Pero un verdadero investigador no debe jamás quedarse sólo con la opinión de su primer "entrevistando", De modo que decidí que tal vez, fuese mejor consultar a Maestros de diferentes disciplinas que, quizá, pudieran o pudiesen (no se dice "podrían") ampliar mi umbral de sabiduría basándose en sus vastos conocimientos.
Mi siguiente entrevistado fue el filosofo alemán Karl Marx.

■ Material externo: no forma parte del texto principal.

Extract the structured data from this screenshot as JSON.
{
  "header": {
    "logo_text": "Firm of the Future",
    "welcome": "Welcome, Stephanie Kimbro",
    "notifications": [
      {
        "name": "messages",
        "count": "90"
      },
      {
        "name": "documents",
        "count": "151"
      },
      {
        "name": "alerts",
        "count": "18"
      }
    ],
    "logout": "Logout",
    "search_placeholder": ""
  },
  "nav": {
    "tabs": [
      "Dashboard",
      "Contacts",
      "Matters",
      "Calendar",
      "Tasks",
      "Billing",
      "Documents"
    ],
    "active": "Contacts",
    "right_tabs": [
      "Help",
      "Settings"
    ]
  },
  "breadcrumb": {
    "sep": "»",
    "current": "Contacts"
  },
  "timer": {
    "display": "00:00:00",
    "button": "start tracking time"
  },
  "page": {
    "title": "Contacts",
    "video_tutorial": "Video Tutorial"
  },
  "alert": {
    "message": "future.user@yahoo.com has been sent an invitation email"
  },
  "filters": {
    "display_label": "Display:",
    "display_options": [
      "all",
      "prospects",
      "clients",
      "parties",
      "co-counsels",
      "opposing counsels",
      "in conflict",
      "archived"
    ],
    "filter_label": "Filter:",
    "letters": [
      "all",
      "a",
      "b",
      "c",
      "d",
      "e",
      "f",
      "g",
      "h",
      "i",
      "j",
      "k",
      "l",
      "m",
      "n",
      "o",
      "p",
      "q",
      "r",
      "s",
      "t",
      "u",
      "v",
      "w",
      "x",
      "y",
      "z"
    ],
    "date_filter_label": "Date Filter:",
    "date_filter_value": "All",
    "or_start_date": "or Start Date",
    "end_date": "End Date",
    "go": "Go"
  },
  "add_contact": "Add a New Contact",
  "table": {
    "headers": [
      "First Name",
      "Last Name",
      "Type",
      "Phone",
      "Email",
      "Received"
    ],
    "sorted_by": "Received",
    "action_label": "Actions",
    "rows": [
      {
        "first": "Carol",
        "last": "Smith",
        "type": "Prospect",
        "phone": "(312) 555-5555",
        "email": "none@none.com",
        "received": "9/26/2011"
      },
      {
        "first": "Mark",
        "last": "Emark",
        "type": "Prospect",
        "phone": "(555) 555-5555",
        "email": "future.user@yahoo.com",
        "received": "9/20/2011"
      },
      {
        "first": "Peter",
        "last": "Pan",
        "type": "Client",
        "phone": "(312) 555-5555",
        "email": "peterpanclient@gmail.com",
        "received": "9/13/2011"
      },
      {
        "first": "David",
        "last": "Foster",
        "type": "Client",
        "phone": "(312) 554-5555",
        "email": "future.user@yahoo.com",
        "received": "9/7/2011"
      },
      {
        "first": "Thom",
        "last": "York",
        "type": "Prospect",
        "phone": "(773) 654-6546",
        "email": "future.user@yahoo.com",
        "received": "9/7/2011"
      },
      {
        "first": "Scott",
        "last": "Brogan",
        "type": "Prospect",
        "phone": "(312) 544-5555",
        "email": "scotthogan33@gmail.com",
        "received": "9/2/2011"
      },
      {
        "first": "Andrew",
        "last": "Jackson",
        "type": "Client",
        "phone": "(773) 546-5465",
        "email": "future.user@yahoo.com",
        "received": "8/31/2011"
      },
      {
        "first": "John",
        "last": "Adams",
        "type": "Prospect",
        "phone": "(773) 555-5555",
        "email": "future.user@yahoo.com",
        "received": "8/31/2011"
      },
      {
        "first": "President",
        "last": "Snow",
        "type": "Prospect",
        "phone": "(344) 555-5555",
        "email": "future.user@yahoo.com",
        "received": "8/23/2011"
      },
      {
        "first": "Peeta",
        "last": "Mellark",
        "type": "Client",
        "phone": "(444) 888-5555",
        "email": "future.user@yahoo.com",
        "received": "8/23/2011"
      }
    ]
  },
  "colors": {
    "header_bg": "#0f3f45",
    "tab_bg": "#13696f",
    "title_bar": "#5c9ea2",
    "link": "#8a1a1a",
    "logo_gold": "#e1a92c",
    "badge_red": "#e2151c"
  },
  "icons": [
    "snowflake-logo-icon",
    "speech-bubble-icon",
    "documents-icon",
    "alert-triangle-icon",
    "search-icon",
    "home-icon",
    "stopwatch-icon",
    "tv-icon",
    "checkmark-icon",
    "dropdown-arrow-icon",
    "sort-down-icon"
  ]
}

Algunos querrán argumentar que resulta imposible mantener una charla con un hombre fallecido hace ciento veintiséis años. Aquellos que argumenten ésto no son mas que necios ignorantes que desconocen que, de hecho, el espíritu de Karl Marx toma posesión de los cuerpos en vida de todos los estudiantes de sociología de la UBA; por lo cual si uno quisiera o quisiese (no se dice "Quesería") mantener una charla con Marx, sólo basta con esperar a la salida del edificio que esta ahí nomas de la facultad de medicina y consultar a cualquier estudiante de sociología de la siguiente manera: "Señor Marx, para usted, ¿Que es la Sarandanga?" y el joven, que no responde por sí, sino que es un mero interlocutor de la palabra del magistral filósofo, responderá lo que el mismo me respondió aquella tarde de febrero a la salida de un final de "Moralidad y trabajo": "¡La plusvalía es una mierda! pero la Sarandanga es aún peor, porque es inaplicable en un régimen de igualdad social. El capitalismo viene a ser lo mismo que la sarandanga, sólo que la sarandanga es ese estado de joda descerebrada que se instala en una sociedad después del 1 a 1 y en la que todos quieren tener una cuatro por cuatro y tirarse pedos en el mar Caribe, pudiendo recorrer el mundo sin otra intención que la de mostrarle al resto de los mortales que somos mejores que ellos... es decir, la sarandanga es el "post capitalismo" y es casi tan inaplicable como cualquier sistema político y social, salvo, claro está, el comunismo, tan exitoso y bien entendido por líderes como Stalin (que no es el de los caramelos, ese es "Stani").
Marx agarró por Marcelo T. y se fue insultando a diestra y siniestra (sobre todo a la diestra) al grito de "la puta que la parió a la sarandanga"
Debo decir que estuve a un tris (¿Que será un tris?) de abandonar mi investigación. Pero la angustia de saberme ignorante sobre la materia de la sarandanga me hizo recapacitar y tomar la decisión de retomar mi labor.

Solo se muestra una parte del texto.